FILE - Demonstrators gather in front of a burning car during an opposition rally in Kinshasa, DRC, Sept. 19, 2016.

FILE – Demonstrators gather in front of a burning car during an opposition rally in Kinshasa, DRC, Sept. 19, 2016.

The United Nations is making contingency plans to respond to a sudden increase in humanitarian needs should the Democratic Republic of the Congo’s political situation turn violent.

The U.N. has been warning for several months that without a serious national political dialogue, tensions in the DRC could deteriorate into a severe and possibly violent crisis.

The U.N. has 20,000 peacekeepers in the country’s volatile east and has been conducting military contingency planning to protect civilians if the situation escalates.

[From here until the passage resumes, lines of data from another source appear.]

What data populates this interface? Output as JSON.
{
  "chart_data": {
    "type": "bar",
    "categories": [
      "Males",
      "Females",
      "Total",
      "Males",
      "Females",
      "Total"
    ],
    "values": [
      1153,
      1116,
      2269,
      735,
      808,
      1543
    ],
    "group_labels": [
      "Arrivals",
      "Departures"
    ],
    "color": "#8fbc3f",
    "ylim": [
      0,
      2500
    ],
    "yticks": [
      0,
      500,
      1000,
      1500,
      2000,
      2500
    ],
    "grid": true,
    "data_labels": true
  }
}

On Tuesday, the mission’s humanitarian and resident coordinator, Mamadou Diallo, told a small group of member states that his team was also preparing should there be election-related violence or mass displacement.

“If these things happen, we have a contingency plan, which is built around what we have called the “hot spots” — places where we anticipate that political strife will happen because they are opposition strongholds or there is a history of political conflict in these places,” said Diallo.

The DRC has been a focus of humanitarian efforts for the past two decades, because of internal conflicts and natural disasters and as recipient of refugees from its neighbors. Currently, Diallo said, the country is coping with yellow fever and cholera epidemics and is close to eradicating a measles outbreak.

The U.N. appealed for nearly $700 million for humanitarian needs in the DRC this year, but has just received over half the amount, enabling it to assist almost 6 million people. Diallo said nearly 8 million Congolese were expected to need aid next year.